リスク対策.comが行った地震シミュレーションアンケートの結果から、災害対策のポイントを学ぶシリーズ8回目は、建物の耐震性と代替施設について取り上げます。下記の質問に対して、自社の取り組みがどの程度当てはまるか、ぜひ改めて組織内で考え、現状の対策を見直してみてください。このシリーズが終わる頃には、きっと自分たちの防災やBCPのレベルが向上しているはずです!

【質問12】

ボヤも消火でき、従業員を建物内に入れるかどうか判断しなくてはい
けません。あなたの組織が入る建物は、新耐震基準を満たし、震度6
強程度の揺れでは被災しないと思いますか?

①全くそう思わない
②あまりそう思わない
③半々
④そう思う
⑤強くそう思う

さて、どうでしょう? 回答状況は以下の通り。

 

【質問12】

 

 
 


建物の耐震性に関しては全質問の中で2番目に平均点が高かった項目です。新耐震基準を満たし、震度6強程度の揺れで被災しないと思うかとの問いに39.2%が「強くそう思う」、26.8%が「そう思う」と、全体の7割近くが自信を示しています。

代替施設は決めておらず

一方、施設が使えなくなったことを想定して代替施設を確保していると思うか?との問いに対しては、多くが否定的な回答をしています。

【問24】

午後になり、大きな余震がありました。躯体(くたい)の被害はありませんでしたが、配水管が被災し、当該施設内の複数個所で漏水がしています。あなたの組織では、当該施設が使えなくなる事態を想定し、代替拠点を確保していると思いますか?

①全くそう思わない
②あまりそう思わない
③半々
④そう思う
⑤強くそう思う

さて、どうでしょう? 回答状況は以下の通り。

 

 
兵庫県立大学教授 木村玲欧氏のコメント

真逆の結果が出たように思います。耐震性の高い建物で仕事をしていることは、防災上とても幸せなことです。しかし、停電になったり、上下水道が使えなかったり、電話やネットワークが断絶するなどライフラインの被害が出てしまうと建物は無被害でも業務は継続できません。また、熊本地震のように余震が断続的に起きると、人々は屋内で仕事をすることに恐怖を感じます。そのため、代替施設は建物の被害にかかわらず設定しておく必要があります。なお、コロナ禍で浸透したニューノーマルの考え方を用いて、在宅勤務で業務継続をすることなども代替施設の対策に代わるものとして有効だと思われます。

 

施設が耐震性を十分満たしているなら、代替拠点は必要ない、と思われるかもしれません。そこで、質問では「躯体(くたい)の被害はありませんでしたが、配水管が被災し、当該施設内の複数個所で漏水がしています」とのシナリオで、耐震性に関係なく、代替施設を確保しているかを聞きました。結果としては、平均点が2.44と最も低く、多くの組織が代替施設を用意していないことが明らかになりました。
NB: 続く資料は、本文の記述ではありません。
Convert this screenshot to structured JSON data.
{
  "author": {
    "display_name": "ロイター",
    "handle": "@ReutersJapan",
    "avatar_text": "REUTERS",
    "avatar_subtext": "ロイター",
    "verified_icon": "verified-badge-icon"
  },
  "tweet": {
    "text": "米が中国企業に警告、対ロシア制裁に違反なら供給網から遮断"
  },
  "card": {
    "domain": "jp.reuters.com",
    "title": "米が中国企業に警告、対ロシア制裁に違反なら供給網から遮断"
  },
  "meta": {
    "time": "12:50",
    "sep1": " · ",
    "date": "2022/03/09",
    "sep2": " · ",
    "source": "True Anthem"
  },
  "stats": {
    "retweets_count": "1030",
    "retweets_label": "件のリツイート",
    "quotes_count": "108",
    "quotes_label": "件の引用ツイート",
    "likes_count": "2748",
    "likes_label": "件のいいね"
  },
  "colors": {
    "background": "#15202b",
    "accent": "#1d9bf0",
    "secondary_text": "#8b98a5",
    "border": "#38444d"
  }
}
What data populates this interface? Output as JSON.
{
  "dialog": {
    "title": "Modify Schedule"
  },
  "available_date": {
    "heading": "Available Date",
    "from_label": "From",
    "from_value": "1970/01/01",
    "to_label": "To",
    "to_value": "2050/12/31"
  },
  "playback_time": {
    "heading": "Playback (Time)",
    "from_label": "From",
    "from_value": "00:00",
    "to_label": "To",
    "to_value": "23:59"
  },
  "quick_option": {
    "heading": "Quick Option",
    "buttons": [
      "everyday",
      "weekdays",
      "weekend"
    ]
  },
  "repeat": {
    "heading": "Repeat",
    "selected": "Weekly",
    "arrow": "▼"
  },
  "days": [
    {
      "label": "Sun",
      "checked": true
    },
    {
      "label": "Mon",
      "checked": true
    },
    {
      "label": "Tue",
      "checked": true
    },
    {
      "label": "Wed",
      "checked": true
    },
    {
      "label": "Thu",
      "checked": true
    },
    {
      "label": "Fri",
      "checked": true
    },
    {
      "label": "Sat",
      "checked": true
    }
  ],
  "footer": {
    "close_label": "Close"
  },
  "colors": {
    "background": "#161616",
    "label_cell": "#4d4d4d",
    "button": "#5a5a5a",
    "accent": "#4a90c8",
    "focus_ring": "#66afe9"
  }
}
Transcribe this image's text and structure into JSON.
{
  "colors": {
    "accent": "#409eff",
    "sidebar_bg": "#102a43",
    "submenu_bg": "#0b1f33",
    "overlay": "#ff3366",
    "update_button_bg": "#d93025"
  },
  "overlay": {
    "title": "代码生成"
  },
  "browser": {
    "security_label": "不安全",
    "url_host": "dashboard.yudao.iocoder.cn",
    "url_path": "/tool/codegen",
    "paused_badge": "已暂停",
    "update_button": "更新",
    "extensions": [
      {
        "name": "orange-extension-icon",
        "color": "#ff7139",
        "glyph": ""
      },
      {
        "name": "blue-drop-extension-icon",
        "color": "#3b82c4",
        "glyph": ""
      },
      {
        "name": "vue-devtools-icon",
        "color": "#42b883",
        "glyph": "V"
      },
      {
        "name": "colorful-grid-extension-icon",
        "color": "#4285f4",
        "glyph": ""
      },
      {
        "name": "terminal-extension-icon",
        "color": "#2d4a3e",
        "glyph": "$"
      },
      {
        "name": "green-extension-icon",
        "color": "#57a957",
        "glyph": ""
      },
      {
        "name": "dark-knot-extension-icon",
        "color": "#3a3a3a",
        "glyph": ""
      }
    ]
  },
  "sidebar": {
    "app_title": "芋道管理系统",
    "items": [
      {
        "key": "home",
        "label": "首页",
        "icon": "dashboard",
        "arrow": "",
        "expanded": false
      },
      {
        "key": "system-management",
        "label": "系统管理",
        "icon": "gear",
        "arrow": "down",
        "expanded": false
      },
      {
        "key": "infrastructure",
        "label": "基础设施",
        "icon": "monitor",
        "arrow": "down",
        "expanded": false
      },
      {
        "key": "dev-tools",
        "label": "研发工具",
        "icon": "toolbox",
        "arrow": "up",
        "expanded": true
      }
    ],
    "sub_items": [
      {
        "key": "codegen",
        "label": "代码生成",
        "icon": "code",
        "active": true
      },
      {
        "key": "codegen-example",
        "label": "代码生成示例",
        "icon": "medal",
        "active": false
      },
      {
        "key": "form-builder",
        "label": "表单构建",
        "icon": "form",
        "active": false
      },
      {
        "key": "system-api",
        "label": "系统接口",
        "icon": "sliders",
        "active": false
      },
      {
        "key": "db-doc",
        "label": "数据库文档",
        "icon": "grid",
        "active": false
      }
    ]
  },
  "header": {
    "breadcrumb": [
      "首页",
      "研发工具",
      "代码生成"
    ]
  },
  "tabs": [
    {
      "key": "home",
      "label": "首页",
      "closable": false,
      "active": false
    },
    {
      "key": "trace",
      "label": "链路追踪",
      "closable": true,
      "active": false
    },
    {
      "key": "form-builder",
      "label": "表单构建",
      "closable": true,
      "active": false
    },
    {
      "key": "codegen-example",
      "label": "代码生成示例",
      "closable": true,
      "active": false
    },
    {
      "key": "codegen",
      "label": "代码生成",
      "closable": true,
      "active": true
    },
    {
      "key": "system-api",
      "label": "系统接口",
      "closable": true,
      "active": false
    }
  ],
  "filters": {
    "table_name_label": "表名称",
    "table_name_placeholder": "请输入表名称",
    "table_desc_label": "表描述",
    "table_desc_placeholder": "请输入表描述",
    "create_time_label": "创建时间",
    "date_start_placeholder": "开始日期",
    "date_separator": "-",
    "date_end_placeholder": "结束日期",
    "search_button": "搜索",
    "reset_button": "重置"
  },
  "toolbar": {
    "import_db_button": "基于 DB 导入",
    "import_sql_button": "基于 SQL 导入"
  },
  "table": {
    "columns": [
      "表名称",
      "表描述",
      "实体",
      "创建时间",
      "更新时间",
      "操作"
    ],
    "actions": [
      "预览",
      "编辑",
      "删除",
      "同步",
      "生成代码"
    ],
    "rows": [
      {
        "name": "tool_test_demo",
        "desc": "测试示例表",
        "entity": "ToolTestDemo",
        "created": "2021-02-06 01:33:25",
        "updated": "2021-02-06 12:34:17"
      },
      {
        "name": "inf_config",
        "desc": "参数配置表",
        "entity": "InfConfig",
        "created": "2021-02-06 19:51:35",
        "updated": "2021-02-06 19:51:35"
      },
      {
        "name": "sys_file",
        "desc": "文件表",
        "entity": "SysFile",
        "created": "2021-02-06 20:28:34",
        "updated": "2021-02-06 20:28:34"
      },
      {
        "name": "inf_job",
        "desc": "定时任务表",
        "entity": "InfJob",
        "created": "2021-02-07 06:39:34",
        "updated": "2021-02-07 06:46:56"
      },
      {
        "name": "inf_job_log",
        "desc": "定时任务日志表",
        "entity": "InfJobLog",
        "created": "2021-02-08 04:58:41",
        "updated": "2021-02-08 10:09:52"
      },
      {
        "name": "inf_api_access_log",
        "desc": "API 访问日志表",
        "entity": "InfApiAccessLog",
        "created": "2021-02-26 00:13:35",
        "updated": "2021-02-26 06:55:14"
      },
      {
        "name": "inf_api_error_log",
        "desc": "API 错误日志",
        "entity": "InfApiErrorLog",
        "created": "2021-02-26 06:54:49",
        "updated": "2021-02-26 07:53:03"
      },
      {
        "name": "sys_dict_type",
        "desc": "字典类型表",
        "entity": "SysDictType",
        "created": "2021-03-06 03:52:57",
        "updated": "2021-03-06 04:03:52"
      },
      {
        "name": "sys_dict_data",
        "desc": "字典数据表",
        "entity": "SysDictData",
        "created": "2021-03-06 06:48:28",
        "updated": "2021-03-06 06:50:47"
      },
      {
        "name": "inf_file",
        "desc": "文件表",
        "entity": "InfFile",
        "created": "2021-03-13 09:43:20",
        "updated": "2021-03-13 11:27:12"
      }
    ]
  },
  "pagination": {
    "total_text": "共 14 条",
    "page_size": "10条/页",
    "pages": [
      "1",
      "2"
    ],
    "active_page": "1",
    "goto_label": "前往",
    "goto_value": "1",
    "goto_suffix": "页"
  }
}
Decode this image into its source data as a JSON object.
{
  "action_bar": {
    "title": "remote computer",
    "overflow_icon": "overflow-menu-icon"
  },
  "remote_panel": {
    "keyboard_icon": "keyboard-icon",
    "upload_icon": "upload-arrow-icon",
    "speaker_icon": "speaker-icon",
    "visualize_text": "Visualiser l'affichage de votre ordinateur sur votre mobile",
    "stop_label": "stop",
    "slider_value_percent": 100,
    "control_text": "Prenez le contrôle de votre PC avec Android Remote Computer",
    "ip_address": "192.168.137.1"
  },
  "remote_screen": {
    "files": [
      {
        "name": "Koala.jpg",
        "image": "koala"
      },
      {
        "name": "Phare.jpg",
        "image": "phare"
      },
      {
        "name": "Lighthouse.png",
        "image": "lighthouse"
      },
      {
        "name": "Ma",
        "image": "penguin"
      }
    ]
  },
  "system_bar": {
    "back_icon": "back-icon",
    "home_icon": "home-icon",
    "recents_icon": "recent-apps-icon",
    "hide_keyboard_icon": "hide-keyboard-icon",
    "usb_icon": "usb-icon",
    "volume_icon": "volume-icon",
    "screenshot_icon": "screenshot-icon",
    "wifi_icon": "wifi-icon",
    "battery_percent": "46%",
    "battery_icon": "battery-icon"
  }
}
注目したいのは、耐震性がしっかりしている組織ほど代替施設を用意していないのではなく、その逆だということです。耐震性がしっかりしている組織ほど、代替施設は準備している。逆に耐震性について全く当てはまらないと回答した組織ほど、代替施設も準備していない傾向が顕著に現れました。因果関係までは調べられませんが、おそらく、耐震性がしっかりた施設に入っている組織ほど、BCPの観点から、施設が万が一使えなくなった時を想定し、代替施設を用意していると考えるのが妥当でしょう。

 

耐震性を満たしていても地震後の立ち入り判断が必要

さて、施設が耐震性を満たしていても、地震後は、建物の使用可否を判断する「建物立入判断」を行う必要があります。東日本大震災や熊本地震でも、一旦施設の外へ避難した後に、再び建物に入れるかどうか判断に苦労した話を耳にすることがあります。

こうしたことから、2015年2月に内閣府が「大規模地震発生直後における施設管理者等による建物の緊急点検に係る指針」を発表しました。